问题
As refer to the post Accessing the Selenium API in R in this website, I can create a webdriver. However I unable to get the element details as same as Python can. May I know how to do?
I would like to scrape the soccer matches table of every single round...
# using R
library(RCurl)
library(RJSONIO)
library(XML)
# running selenium
system("java -jar selenium-server-standalone-2.35.0.jar")
baseURL<-"http://localhost:4444/wd/hub/"
server<-list(desiredCapabilities=list(browserName='firefox',javascriptEnabled=TRUE))

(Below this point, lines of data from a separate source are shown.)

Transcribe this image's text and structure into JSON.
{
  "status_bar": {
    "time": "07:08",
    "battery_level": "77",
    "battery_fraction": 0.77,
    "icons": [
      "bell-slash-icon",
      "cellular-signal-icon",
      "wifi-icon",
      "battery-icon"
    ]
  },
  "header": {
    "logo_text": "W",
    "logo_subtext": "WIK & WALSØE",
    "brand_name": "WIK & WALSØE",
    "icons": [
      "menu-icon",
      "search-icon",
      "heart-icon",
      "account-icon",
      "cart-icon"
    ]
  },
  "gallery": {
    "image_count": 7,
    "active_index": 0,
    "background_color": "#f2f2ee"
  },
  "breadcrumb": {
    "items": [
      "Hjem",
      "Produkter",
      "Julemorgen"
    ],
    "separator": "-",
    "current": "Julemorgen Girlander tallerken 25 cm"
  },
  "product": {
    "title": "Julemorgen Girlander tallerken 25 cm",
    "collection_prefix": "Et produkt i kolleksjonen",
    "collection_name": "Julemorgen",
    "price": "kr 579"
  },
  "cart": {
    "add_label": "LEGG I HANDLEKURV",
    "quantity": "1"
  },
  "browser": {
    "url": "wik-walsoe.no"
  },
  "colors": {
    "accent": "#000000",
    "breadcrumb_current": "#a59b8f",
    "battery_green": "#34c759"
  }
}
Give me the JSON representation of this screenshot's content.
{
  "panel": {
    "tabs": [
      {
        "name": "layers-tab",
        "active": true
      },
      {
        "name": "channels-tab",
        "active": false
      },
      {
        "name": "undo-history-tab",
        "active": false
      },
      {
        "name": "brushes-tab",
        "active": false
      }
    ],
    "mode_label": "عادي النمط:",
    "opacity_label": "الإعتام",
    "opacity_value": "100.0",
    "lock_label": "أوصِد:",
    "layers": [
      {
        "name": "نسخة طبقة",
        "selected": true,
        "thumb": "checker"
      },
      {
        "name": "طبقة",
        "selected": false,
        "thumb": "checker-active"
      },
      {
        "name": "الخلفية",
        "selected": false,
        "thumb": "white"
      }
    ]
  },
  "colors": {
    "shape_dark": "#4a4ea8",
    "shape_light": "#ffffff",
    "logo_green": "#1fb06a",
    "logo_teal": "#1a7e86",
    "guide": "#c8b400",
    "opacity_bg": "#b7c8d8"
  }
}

getURL(paste0(baseURL,"session"),
customrequest="POST",
httpheader=c('Content-Type'='application/json;charset=UTF-8'),
postfields=toJSON(server))
serverDetails<-fromJSON(rawToChar(getURLContent('http://localhost:4444/wd/hub/sessions',binary=TRUE)))
serverId<-serverDetails$value[[1]]$id
# navigate to 7m.cn
URL = "http://data2.7m.cn/history_Matches_Data/2009-2010/92/en/index.shtml"
getURL(paste0(baseURL,"session/",serverId,"/url"),
customrequest="POST",
httpheader=c('Content-Type'='application/json;charset=UTF-8'),
postfields=toJSON(list(url=URL)))
Below are codes in Python to get the html element details of 7m.cn. Besides, any better idea to suggest? Thanks.
# using Python
import codecs
import lxml.html as lh
from selenium import webdriver
URL = 'http://data2.7m.cn/history_Matches_Data/2009-2010/92/en/index.shtml'
browser = webdriver.Firefox()
browser.get(URL)
content = browser.page_source
browser.quit()
回答1:
You can use the package relenium (Selenium for R). Disclaimer: I'm one of the developers.
require(relenium)
firefox <- firefoxClass$new()
firefox$get('http://data2.7m.cn/history_Matches_Data/2009-2010/92/en/index.shtml')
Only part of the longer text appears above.